The bill opens the residency matching process to antitrust scrutiny—potentially increasing flexibility and bargaining power for programs and applicants but creating legal uncertainty, higher costs, and risks of disruption to matches that could harm training and patient care.
Hospitals and residency programs could gain ability to pursue more flexible recruitment arrangements if matching practices are subject to antitrust scrutiny, allowing alternative contracting or direct hiring.
Medical students and recent graduates could gain new negotiation options and greater bargaining power if Match rules or algorithms are changed or reviewed under antitrust law.

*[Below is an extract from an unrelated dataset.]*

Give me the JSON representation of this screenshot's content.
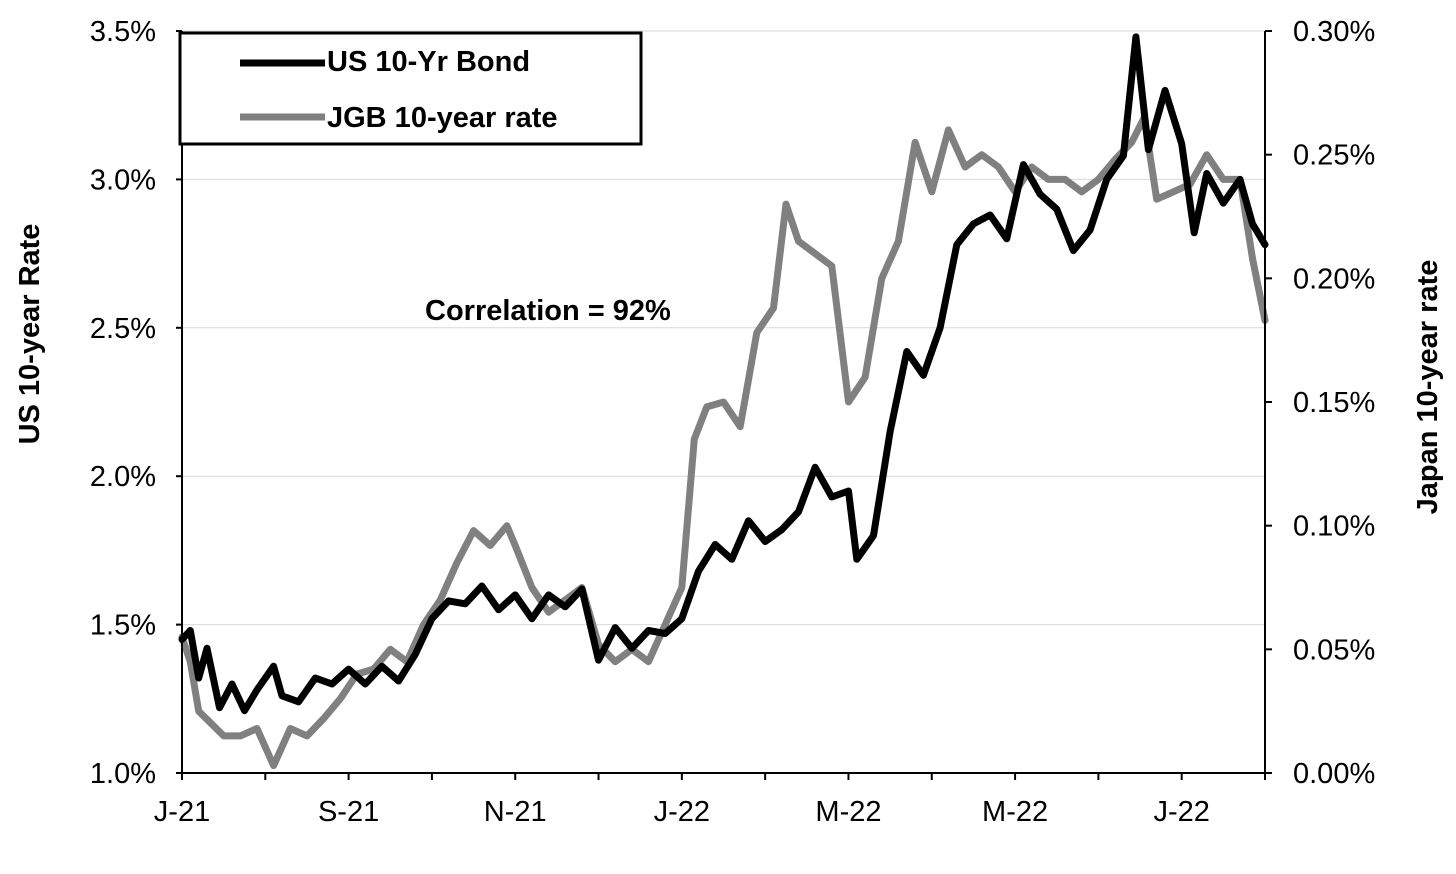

If the Match is altered, delayed, or suspended during legal disputes, patients and training programs could experience staffing gaps, mismatches, and delays that harm patient care and the medical training pipeline.
Medical students and residency applicants will face legal uncertainty and potential disruption to the centralized Match process they rely on, complicating career planning and increasing stress and risk of mismatches.
Residency programs and hospitals could incur increased litigation risk, regulatory scrutiny, and compliance costs if matching practices are challenged under antitrust laws.
Based on analysis of 3 sections of legislative text.
Removes the federal statutory confirmation that graduate medical resident matching programs comply with antitrust law (15 U.S.C. § 37b).
Introduced April 16, 2026 by Mike Lee · Last progress April 16, 2026
Repeals the federal statutory confirmation that graduate medical resident matching programs (the centralized “Match” and similar computerized matching systems) are consistent with federal antitrust law. It removes the specific statutory findings and legal protection that had been codified for these matching programs and takes effect on the first March 18 after the law is enacted.